Discussion:
Good drive got kicked out - does mdadm assemble across suspend/resume like it does across reboots?
Ram Ramesh
2014-10-12 17:38:10 UTC
Permalink
I did a minor booboo with my mdadm raid6. I suspended (not shutdown, but
suspend-to-ram) the machine to install a *new* disk in a hotswap bay for
a thorough test before usage. This machine also housed a mdadm raid6
array with 4 disks /dev/sd[cdeg]1 (not /dev/sdf1). When I inserted the
new disk, I also rearranged the disks in the hotswap cage. I think that
is a stupid mistake because /dev/sdg1 was also in the cage and now
became /dev/sdf1 and the new disk got the name /dev/sdg1. I did not
think much about it, since I thought mdadm would assemble after a resume
and will find the right disks. I did not bother to check if anything
happened to /dev/md0.

After checking the new disk (now /dev/sdg1) I added /dev/sdg1 to md0 (as
spare) without checking /proc/mdstat. I noticed rebuild started to my
surprise. I was trying to figure out what happened. It looks like resume
after suspend does not assemble md0 as it does for reboot. So, it looked
at the new /dev/sdg1 and found to be not part of md0 and degraded the
array. So when I added it, it thought I am adding a new drive and
proceeded to rebuild to fix the degraded state. A quick check of
/dev/sdf1 (which was /dev/sdg1 before my swap) contains everything
right, but got kicked out of array due to suspend-swap disk-resume issue.

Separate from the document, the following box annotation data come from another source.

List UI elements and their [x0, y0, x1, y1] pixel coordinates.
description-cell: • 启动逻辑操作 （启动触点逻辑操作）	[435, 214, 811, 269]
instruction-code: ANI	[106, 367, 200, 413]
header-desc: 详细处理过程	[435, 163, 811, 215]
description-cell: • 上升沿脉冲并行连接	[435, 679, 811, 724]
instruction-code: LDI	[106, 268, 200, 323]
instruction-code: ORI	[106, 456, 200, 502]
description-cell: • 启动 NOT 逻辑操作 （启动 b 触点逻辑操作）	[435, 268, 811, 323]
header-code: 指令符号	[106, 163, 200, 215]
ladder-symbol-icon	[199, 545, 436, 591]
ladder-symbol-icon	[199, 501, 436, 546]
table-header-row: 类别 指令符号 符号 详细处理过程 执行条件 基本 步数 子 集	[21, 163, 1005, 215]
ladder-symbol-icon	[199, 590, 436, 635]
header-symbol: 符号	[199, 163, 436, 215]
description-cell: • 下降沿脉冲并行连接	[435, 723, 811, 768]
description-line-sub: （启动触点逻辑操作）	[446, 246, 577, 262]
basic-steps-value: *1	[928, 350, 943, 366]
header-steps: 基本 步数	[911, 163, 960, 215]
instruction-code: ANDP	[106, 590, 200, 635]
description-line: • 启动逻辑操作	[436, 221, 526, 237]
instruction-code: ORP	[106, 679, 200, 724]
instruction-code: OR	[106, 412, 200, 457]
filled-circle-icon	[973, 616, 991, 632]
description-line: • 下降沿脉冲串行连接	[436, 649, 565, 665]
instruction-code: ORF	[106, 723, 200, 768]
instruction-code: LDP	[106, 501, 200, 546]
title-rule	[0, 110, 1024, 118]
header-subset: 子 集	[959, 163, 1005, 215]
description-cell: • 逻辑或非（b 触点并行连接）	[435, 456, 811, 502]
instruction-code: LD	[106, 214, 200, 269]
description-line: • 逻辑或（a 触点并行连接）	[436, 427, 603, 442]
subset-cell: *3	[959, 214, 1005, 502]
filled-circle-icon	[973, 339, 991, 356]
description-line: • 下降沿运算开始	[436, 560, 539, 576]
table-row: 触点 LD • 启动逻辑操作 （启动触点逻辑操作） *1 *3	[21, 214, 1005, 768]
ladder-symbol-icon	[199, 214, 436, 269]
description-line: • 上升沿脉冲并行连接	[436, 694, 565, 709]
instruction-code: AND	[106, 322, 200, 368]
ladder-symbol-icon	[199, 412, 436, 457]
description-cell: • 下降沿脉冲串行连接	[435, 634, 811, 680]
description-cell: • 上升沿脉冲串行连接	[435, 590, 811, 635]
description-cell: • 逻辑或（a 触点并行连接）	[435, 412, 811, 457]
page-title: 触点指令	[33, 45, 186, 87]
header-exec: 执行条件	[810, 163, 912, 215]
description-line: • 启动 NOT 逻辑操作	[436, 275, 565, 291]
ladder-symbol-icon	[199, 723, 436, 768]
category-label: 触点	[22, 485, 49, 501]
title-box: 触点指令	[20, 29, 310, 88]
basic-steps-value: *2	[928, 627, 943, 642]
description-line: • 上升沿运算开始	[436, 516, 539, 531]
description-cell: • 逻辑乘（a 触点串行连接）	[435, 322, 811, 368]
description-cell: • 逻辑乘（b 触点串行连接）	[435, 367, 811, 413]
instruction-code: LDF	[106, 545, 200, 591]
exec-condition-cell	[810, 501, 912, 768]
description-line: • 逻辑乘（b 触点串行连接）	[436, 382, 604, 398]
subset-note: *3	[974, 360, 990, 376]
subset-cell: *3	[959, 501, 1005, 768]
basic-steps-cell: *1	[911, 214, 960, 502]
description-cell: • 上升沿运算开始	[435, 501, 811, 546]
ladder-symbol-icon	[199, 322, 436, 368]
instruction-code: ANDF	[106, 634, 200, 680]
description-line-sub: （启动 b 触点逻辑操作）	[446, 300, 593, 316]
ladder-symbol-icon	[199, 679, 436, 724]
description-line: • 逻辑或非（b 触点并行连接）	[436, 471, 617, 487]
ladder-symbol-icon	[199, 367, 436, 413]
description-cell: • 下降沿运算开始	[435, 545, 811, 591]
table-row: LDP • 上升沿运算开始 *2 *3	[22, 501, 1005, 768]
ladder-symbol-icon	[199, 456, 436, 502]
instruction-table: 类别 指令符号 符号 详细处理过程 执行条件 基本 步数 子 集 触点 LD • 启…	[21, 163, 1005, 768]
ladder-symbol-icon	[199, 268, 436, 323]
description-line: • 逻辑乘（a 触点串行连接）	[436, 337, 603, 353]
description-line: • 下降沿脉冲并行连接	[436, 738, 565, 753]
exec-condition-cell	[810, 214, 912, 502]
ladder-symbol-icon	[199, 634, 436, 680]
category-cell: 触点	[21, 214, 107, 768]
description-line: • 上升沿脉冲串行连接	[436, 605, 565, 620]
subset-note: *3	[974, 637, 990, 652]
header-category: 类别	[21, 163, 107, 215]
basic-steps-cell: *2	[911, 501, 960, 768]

While this is not a disaster, I wonder if my understanding is correct?
Does this mean mdadm does not scan to assemble as part of resume? More
importantly, how should I rectify the situation like this? Reboot or
simply stop md0 and scan in a live system?
Further, how do I use /dev/sdf1 (that was /dev/sdg1 before this
problem)? zero-superblock and add back to md0?

Sorry, if this was already discussed. If so, just let me know and I will
search the archive manually as Google did not find it.